Namun, meski menyebut perdagangan orang sebagai kejahatan luar biasa, ia segera menimpali bahwa Undang-Undang tentang perdagangan orang hanya menegaskan perdagangan orang sebagai kejahatan biasa. “Tapi, sayangnya, Undang-Undang No. 21 Tahun 2017 memandang persoalan tersebut sebagai kejahatan biasa,” kata politisi Partai Demokrat tersebut dalam diskusi bertajuk “Perempuan Indonesia Dalam Prahara Perdagangan Orang” yang diadakan Lembaga Pemberdayaan Perempuan PP PMKRI.
Politisi dari daerah pemilihan Nusa Tenggara Timur itu mengaku terkejut karena jumlah kasus perdagangan orang sejak 2014-2018 hanya 539 kasus sebagaimana yang dilaporkan oleh Kepolisian RI dalam rapat dengar pendapat dengan Komisi III.
“Dalam rapat dengar pendapat dengan Polri, kami mendapat laporan hanya ada 539 kasus yang dilaporkan terkait kasus tersebut,” akunya.
Menurutnya, ada yang salah dengan hal itu karena korban memilih untuk diam daripada melaporkan hal itu kepada pihak berwajib untuk diproses lebih lanjut.
“Korban diam dan persoalan tak terselesaikan. Ataukah, korban yang miskin dikriminalisasi oleh oknum-oknum pelaku,” katanya menerangkan.
Selain itu, Badeoda juga menyebut usaha untuk meminimalisir korban perdagangan orang merupakan tanggung jawab semua pihak. Menurutnya, pendekatannya tidak melulu hukum untuk menyudahi perdagangan orang, tetapi juga menuntut pendekatan budaya dan kemanusiaan.

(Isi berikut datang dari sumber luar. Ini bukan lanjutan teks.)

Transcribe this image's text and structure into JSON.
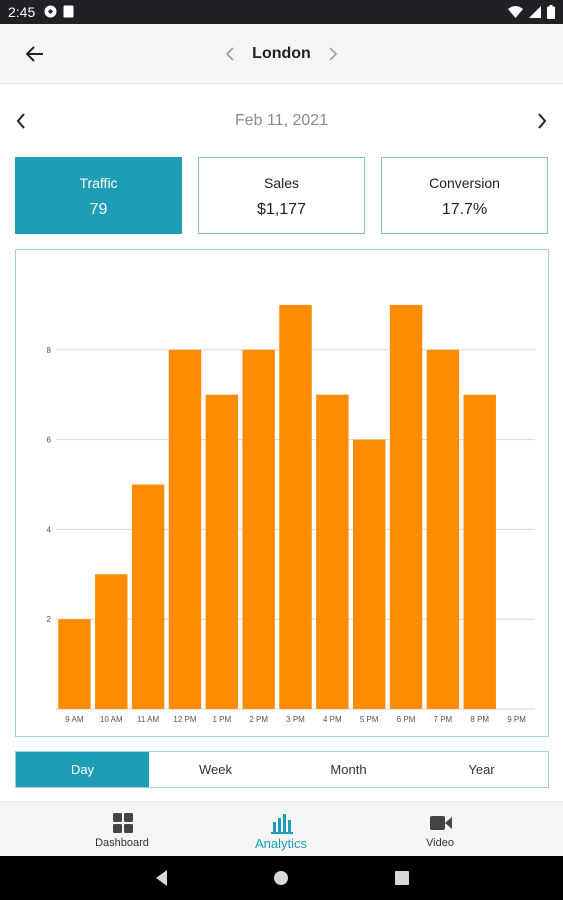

“Perlu sinergisitas dari semua pihak. Media perlu memberitakan pemberitaan tentang bahaya perdagangan orang sehingga masyarakat disadarkan, tandasnya.
“Kesadaran akan bahaya itu harus juga dibangun melalui pendidikan dan seruan-seruan moral dari para tokoh masyarakat, tokoh adat, dan semua pihak terkait,” kata dia menjelaskan.
Senada dengan Badeoda, Restu Hapsari menyatakan beberapa alasan sehingga perdagangan orang menjadi begitu marak di negeri ini.
“Sistem hukum kita buruk untuk mengantisipasi kejatahatan tersebut, kurangnya pemahaman masyarakat tentang isu perdagangan orang, minimnya sosialisasi perundang-undangan perdangan orang, dan kemiskinan yang akut membuat orang berani menantang maut,” ujar Ketua Presidium PP PMKRI 2002-2004 tersebut (RN).